Patrick O’Toole, owner and manager of Ladder Livestock, hasn’t been as lucky. O’Toole, who raises cattle and sheep and grows hay near Savery, Wyo., lost 150 sheep earlier this year after a big rain turned to snow. This happened soon after the ranch finished shearing its lambs. Unlike corn, O’Toole said dryly, sheep don’t regenerate.
“Once they are gone, they are gone,” said the rancher, using the story to illustrate the livestock industry’s need for a financial safety net. O’Toole managed to save many of the ranch’s new lambs in a recently constructed shed. And now he stores water since runoff from the mountains seems to be coming a month early.
O’Toole devotes considerable time to managing for volatility. “Three years ago, we had the wettest year in our history with 350% of normal snowpack. We had to replace all our French drains because of the flooding. The next year was the driest in our 130 years of operation.”
Farmers and ranchers continually look for new ways to create more predictable outcomes, noted A.J. Kawamura, a third-generation grower from Orange County, Calif. In Kawamura’s case, given drought conditions that grip the Golden State, that means using water more economically.
Kawamura has already moved to drip irrigation at Orange County Produce. “And now we’re looking very hard at agroponics, which can use 60 to 70% less water than drip irrigation per square foot.”
In the future, he predicts that farmers will look to systems that harvest water from the atmosphere, reuse water from their operation, or desalinate water.
“The problem isn’t that we don’t have enough water on the planet—it’s that we have salty water,” said Kawamura, who has seen an uptick in the number of reverse osmosis machines wheeled into greenhouses. Thanks in part to this technology, he reported, roughly 40% of vine-ripened tomatoes in California are now produced in hot houses.

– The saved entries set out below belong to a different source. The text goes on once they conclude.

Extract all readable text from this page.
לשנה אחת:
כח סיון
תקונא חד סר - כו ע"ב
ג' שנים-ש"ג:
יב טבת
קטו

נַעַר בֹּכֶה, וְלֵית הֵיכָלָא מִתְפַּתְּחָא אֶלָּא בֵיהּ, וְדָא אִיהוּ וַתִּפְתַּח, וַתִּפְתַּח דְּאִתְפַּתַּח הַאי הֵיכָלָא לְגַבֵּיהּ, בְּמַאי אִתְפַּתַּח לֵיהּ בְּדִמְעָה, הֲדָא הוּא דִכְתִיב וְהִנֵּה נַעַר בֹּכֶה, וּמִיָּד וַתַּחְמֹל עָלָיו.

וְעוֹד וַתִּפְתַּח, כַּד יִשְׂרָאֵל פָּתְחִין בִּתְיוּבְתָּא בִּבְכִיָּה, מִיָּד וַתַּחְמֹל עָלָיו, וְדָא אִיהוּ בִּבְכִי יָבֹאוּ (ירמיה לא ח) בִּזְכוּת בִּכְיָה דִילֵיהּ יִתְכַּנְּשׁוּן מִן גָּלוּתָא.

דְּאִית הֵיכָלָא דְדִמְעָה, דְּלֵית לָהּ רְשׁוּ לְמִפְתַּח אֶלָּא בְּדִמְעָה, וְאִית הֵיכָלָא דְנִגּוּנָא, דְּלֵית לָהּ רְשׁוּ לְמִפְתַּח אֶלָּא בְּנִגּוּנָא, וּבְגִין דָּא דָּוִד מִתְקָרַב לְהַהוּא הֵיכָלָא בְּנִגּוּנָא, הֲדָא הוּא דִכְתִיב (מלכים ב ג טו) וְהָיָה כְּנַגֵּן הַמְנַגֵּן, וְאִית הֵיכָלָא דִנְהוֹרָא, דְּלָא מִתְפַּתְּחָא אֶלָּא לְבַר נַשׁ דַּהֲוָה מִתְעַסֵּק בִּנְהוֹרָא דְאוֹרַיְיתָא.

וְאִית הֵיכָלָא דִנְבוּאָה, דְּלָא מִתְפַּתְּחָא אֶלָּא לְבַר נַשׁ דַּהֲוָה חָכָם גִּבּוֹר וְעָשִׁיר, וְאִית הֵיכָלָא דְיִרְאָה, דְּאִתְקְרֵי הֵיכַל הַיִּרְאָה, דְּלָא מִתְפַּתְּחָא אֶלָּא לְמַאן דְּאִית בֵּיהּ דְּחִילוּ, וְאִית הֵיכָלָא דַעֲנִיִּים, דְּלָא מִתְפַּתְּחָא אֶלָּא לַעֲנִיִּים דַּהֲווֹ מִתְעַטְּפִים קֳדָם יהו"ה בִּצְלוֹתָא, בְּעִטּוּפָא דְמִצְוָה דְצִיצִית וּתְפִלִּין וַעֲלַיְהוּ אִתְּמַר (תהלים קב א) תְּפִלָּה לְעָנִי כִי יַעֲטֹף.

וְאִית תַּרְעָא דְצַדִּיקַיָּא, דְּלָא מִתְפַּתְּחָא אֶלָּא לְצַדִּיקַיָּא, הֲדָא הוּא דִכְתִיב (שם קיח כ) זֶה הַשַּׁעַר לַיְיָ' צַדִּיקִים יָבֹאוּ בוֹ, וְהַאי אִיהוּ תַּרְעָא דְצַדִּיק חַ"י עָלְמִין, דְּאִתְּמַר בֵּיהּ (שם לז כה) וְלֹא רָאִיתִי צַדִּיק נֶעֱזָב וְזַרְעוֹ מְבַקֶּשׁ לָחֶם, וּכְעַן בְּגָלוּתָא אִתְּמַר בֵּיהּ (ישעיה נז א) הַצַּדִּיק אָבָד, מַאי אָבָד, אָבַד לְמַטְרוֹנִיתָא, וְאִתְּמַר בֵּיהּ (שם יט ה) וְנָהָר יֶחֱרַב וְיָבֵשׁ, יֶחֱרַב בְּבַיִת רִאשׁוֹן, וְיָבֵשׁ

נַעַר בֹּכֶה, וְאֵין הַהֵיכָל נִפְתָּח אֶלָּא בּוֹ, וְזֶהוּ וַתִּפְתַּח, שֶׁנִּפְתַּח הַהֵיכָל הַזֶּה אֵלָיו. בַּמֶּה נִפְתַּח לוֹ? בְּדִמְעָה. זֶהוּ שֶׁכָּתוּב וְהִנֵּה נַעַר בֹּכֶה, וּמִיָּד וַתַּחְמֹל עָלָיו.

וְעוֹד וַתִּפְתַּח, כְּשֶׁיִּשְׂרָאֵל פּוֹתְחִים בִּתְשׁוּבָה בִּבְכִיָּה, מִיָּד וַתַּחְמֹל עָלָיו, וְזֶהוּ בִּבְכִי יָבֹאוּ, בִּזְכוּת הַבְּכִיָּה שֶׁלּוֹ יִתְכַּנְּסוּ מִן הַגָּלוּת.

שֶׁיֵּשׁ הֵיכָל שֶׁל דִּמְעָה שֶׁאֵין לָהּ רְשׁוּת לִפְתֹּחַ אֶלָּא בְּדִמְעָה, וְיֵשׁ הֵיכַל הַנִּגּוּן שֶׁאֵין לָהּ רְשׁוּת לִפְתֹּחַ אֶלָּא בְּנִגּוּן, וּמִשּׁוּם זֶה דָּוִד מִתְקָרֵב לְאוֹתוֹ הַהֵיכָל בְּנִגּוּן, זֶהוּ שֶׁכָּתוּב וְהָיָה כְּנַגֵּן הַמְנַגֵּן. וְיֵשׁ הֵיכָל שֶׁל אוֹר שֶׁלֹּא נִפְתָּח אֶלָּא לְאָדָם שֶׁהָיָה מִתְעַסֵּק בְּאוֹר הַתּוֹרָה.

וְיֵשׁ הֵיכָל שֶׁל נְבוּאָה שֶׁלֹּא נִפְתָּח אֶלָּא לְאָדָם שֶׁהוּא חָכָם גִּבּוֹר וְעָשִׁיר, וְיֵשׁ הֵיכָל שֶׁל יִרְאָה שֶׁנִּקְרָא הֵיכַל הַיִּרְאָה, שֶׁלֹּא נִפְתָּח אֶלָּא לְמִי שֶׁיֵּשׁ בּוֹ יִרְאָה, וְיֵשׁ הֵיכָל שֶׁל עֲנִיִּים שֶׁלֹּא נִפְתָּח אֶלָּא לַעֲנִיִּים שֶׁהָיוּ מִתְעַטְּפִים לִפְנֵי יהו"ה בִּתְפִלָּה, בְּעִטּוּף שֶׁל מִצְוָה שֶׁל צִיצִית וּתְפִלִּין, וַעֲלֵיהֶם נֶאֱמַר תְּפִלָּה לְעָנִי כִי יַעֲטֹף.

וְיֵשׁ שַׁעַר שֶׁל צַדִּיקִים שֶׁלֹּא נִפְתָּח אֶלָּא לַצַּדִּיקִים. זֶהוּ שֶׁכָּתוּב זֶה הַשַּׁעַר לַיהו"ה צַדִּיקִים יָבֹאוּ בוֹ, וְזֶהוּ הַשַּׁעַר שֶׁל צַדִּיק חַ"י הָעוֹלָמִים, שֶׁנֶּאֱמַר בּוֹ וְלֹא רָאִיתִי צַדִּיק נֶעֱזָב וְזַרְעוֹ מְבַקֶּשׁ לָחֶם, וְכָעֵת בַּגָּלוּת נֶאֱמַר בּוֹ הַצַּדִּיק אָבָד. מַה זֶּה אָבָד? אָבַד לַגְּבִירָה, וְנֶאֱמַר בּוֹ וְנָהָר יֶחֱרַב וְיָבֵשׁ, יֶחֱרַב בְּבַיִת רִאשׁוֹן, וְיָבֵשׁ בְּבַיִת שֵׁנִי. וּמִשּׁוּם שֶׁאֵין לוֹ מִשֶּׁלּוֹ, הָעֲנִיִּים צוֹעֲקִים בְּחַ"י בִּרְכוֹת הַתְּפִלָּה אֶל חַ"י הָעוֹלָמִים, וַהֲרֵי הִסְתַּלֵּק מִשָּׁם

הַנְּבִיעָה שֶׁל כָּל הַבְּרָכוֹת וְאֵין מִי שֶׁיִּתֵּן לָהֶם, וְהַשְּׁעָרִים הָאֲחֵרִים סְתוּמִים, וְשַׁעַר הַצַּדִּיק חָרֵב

Kawamura believes that better-engineered seeds are part of the solution. He might have lost his entire lima bean crop due to high temperatures this May. “Instead, because of a new drought-resistant seed, I’m going to harvest 85%.”
Developing new seed varieties that require less water and can withstand more heat will be a big part of the equation going forward, said Gerald Nelson, a former University of Illinois agricultural economist, who wrote the Chicago Council report. Nelson highlighted the need for more basic research.
“We know that higher temperatures are coming, and plants are susceptible to higher temperatures….If you get a really hot, dry period during the peak of pollination, yields go down dramatically.”
Hill has responded to hot summer temperatures by planting earlier, despite the threat of big rains. “We have to, because we’re getting such extreme heat in the summer that our corn struggles to pollinate,” he said.
Meanwhile, nutrient runoffs from big spring rains have forced him to rethink the timing of applications. With the help of a grant from a nonprofit organization, he has equipped his sprayer with sensors that measure the vegetative index of his crops, varying nitrogen application.
Climate change, farmers speaking at the conference made clear, raises the stakes for farmers at a time when margins are squeezed by lower crop prices. Producers will need to devote more time and money to technology and innovation to sustain a track record of steadily rising yields.